How does one become an authentic leader? To discover this, the book’s authors interviewed 125 business leaders, many of whom reported “that crucible experiences forged the principles that define their leadership.”
To begin your journey as an authentic leader, ask yourself questions in these key areas:
- Self-Awareness. What are my strengths and weaknesses? How do others see me?
- Values. “What are my most deeply held values?”
- Motivations. “What drives me?”
- Support. Whom do I count on?
- Integrated life. “How can I integrate all facets of my life to be a whole, balanced person?”
“An engaging book filled with richly detailed stories, True North will inspire new and established leaders alike to consider how well they follow their own true north in their personal and professional lives.”
(Rolf Dobelli, “Leading with Authenticity: A Review of True North," Harvard Management Update, January 2008.)
How can I improve collaboration within my team?

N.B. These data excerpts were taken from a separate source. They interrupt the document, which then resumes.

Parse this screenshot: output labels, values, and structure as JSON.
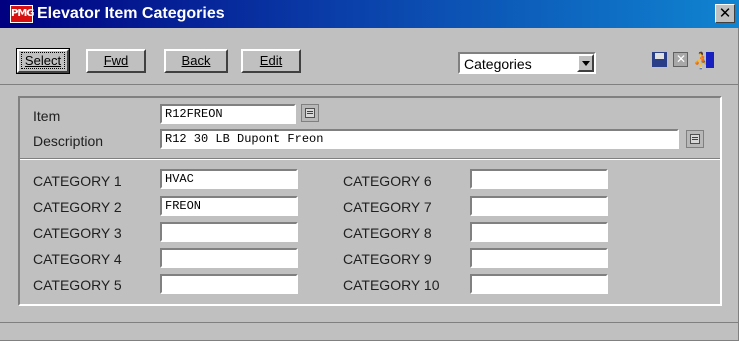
{
  "window": {
    "title": "Elevator Item Categories",
    "logo_text": "PMG"
  },
  "toolbar": {
    "select_label": "Select",
    "fwd_label": "Fwd",
    "back_label": "Back",
    "edit_label": "Edit",
    "view_dropdown": "Categories"
  },
  "item": {
    "label": "Item",
    "value": "R12FREON"
  },
  "description": {
    "label": "Description",
    "value": "R12 30 LB Dupont Freon"
  },
  "categories": [
    {
      "label": "CATEGORY 1",
      "value": "HVAC"
    },
    {
      "label": "CATEGORY 2",
      "value": "FREON"
    },
    {
      "label": "CATEGORY 3",
      "value": ""
    },
    {
      "label": "CATEGORY 4",
      "value": ""
    },
    {
      "label": "CATEGORY 5",
      "value": ""
    },
    {
      "label": "CATEGORY 6",
      "value": ""
    },
    {
      "label": "CATEGORY 7",
      "value": ""
    },
    {
      "label": "CATEGORY 8",
      "value": ""
    },
    {
      "label": "CATEGORY 9",
      "value": ""
    },
    {
      "label": "CATEGORY 10",
      "value": ""
    }
  ],
  "icons": {
    "save": "save-icon",
    "delete": "delete-icon",
    "exit": "exit-icon",
    "close": "close-icon",
    "lookup": "lookup-icon"
  },
  "colors": {
    "titlebar_start": "#000080",
    "titlebar_end": "#1084d0",
    "logo": "#d81010"
  }
}
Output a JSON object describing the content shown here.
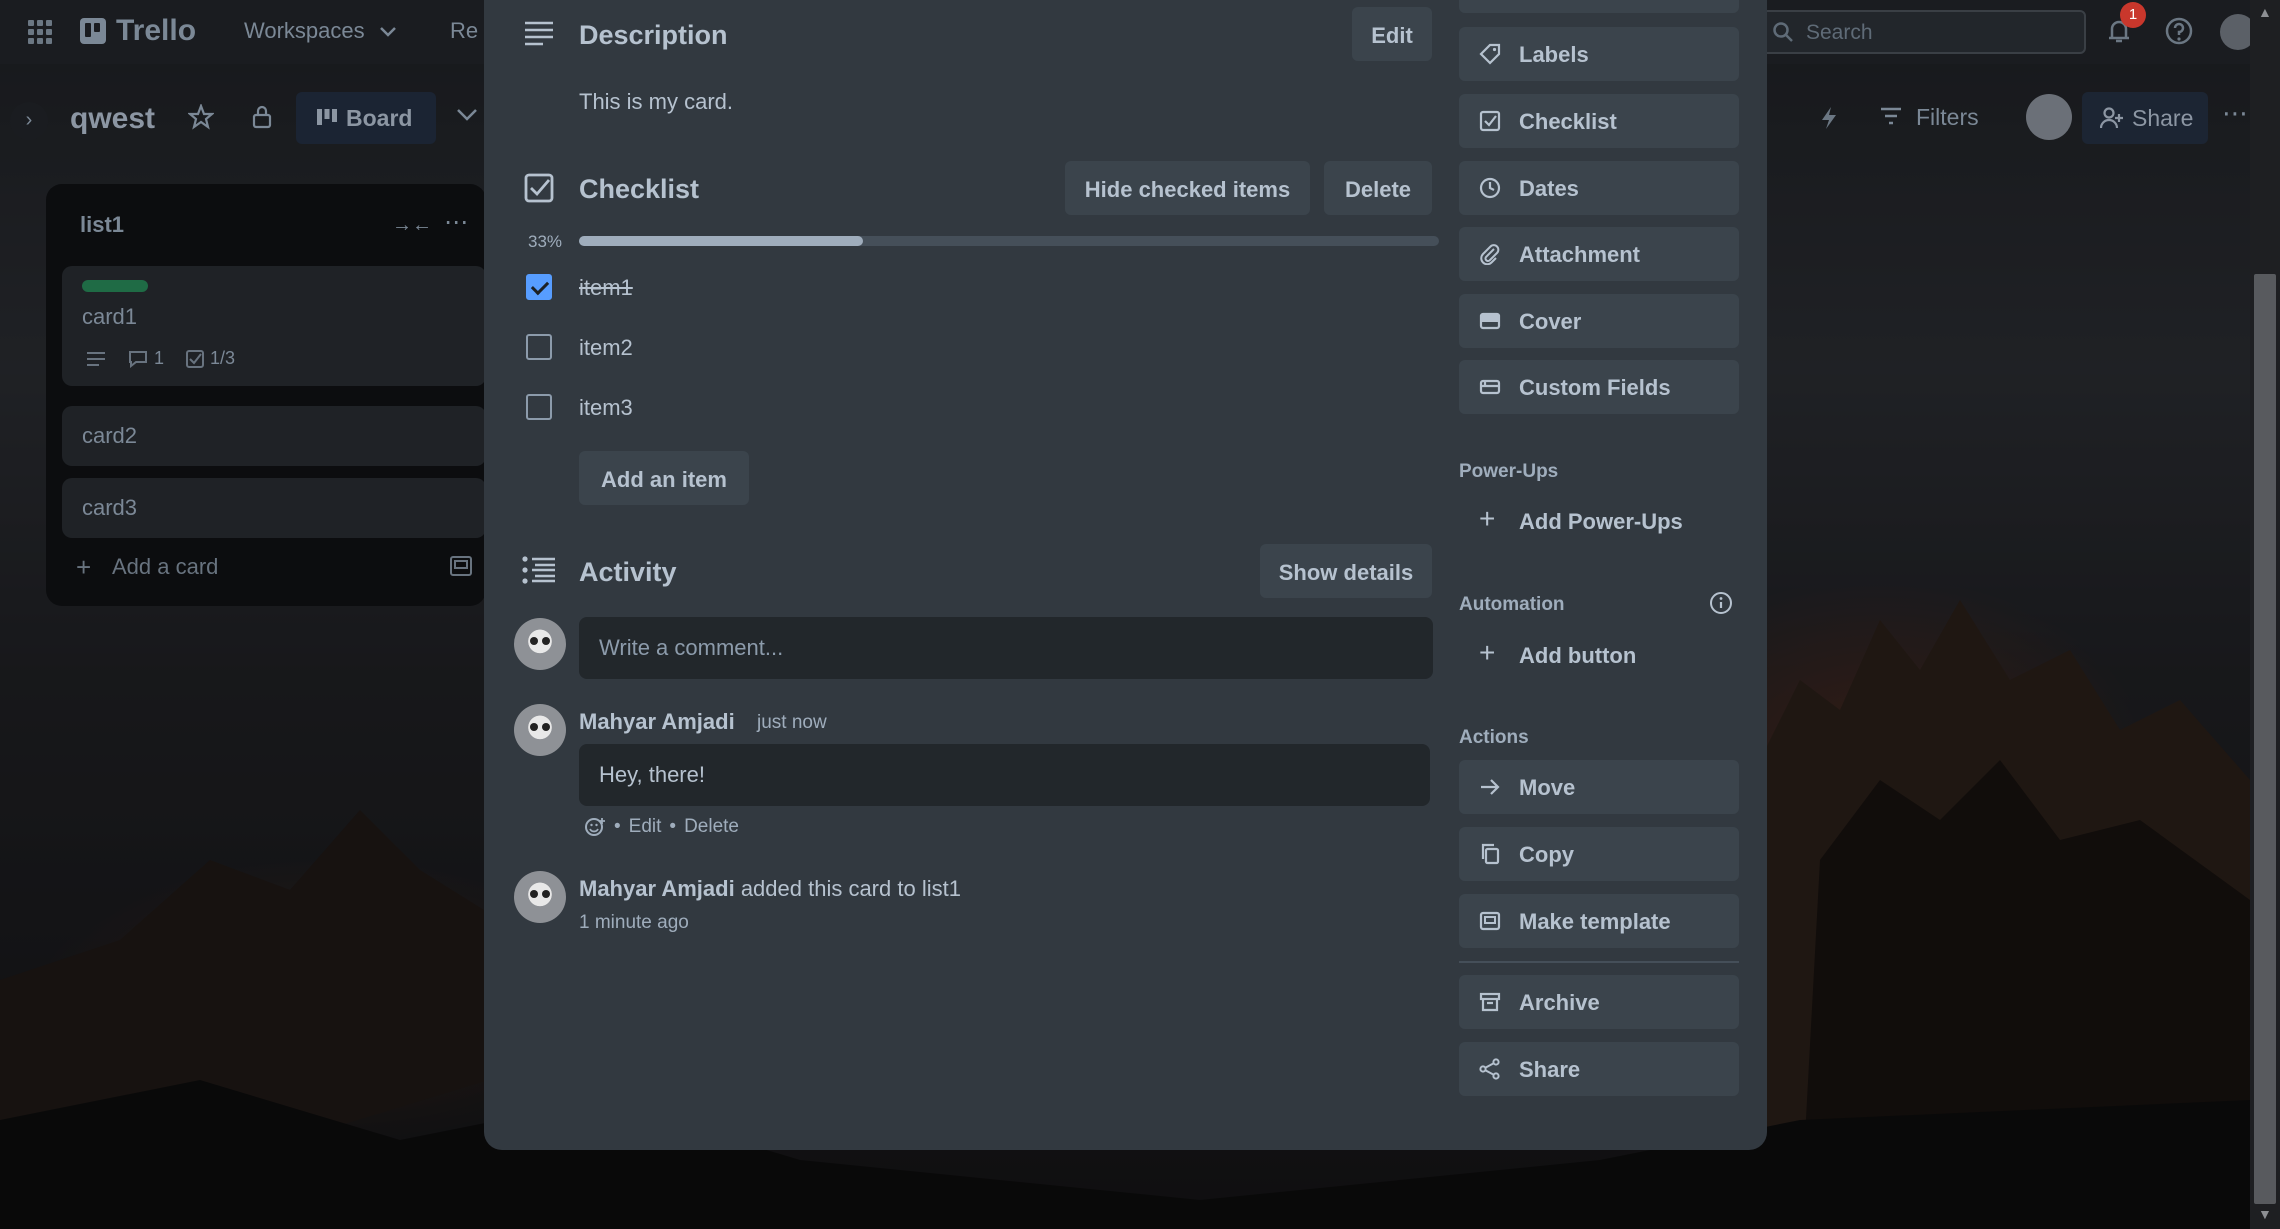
{
  "app": {
    "logo": "Trello",
    "workspaces_label": "Workspaces",
    "recent_label": "Re",
    "search_placeholder": "Search",
    "notification_count": "1"
  },
  "board": {
    "title": "qwest",
    "view_label": "Board",
    "filters_label": "Filters",
    "share_label": "Share"
  },
  "list": {
    "title": "list1",
    "cards": [
      {
        "title": "card1",
        "label_color": "#1f6b45",
        "comments": "1",
        "checklist": "1/3"
      },
      {
        "title": "card2"
      },
      {
        "title": "card3"
      }
    ],
    "add_card_label": "Add a card"
  },
  "modal": {
    "description": {
      "title": "Description",
      "edit_label": "Edit",
      "text": "This is my card."
    },
    "checklist": {
      "title": "Checklist",
      "hide_checked_label": "Hide checked items",
      "delete_label": "Delete",
      "progress_text": "33%",
      "progress_fraction": 0.33,
      "items": [
        {
          "text": "item1",
          "checked": true
        },
        {
          "text": "item2",
          "checked": false
        },
        {
          "text": "item3",
          "checked": false
        }
      ],
      "add_item_label": "Add an item"
    },
    "activity": {
      "title": "Activity",
      "show_details_label": "Show details",
      "comment_placeholder": "Write a comment...",
      "comment": {
        "author": "Mahyar Amjadi",
        "time": "just now",
        "text": "Hey, there!",
        "edit_label": "Edit",
        "delete_label": "Delete",
        "separator": "•"
      },
      "event": {
        "author": "Mahyar Amjadi",
        "action": "added this card to list1",
        "time": "1 minute ago"
      }
    },
    "sidebar": {
      "add_to_card": [
        {
          "label": "Labels",
          "icon": "tag-icon"
        },
        {
          "label": "Checklist",
          "icon": "checklist-icon"
        },
        {
          "label": "Dates",
          "icon": "clock-icon"
        },
        {
          "label": "Attachment",
          "icon": "paperclip-icon"
        },
        {
          "label": "Cover",
          "icon": "cover-icon"
        },
        {
          "label": "Custom Fields",
          "icon": "custom-fields-icon"
        }
      ],
      "power_ups_heading": "Power-Ups",
      "add_power_ups_label": "Add Power-Ups",
      "automation_heading": "Automation",
      "add_button_label": "Add button",
      "actions_heading": "Actions",
      "actions": [
        {
          "label": "Move",
          "icon": "arrow-right-icon"
        },
        {
          "label": "Copy",
          "icon": "copy-icon"
        },
        {
          "label": "Make template",
          "icon": "template-icon"
        },
        {
          "label": "Archive",
          "icon": "archive-icon"
        },
        {
          "label": "Share",
          "icon": "share-icon"
        }
      ]
    }
  },
  "colors": {
    "modal_bg": "#323940",
    "button_bg": "#3b444c",
    "checkbox_checked": "#579dff",
    "text": "#b6c2cf"
  }
}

Executive coach Marshall Goldsmith, Dartmouth business school professor and author of the Ask the Coach blog, shares his four-step process for “team building without time wasting.”
- Assess the teamwork gap. Ask team members to consider the questions “How well are we doing?” and “How well do we need to be doing?” Have them score their results from 1 to 10 and ask one team member to calculate the averages. Results will show the gap (e.g., “We are a 5.8. We need to be an 8.7.”)
- Identify behaviors to close the gap. Have team members identify, then share, needed behaviors and have someone record them. Then have the group vote on behavior changes that will have the greatest impact.
- Have team members interview each other. Each should ask their partner to “suggest one or two positive changes” they can make to help the team work more effectively.” Each person can choose “one behavior to focus on improving.”
- Make the learning ongoing. Have regular follow-ups where team members ask each other for suggestions on how to continue improving.
There are two rules for these conversations:
- The listener may not critique the suggestions. Just “listen and say thank you.”
- The speaker must focus on the future not the past.
Goldsmith has learned that those who use “this process can make huge improvements in teamwork in very little time.”
(Marshall Goldsmith, “How Can I Improve Collaboration Within My Team?” Harvard Management Update, January 2008.)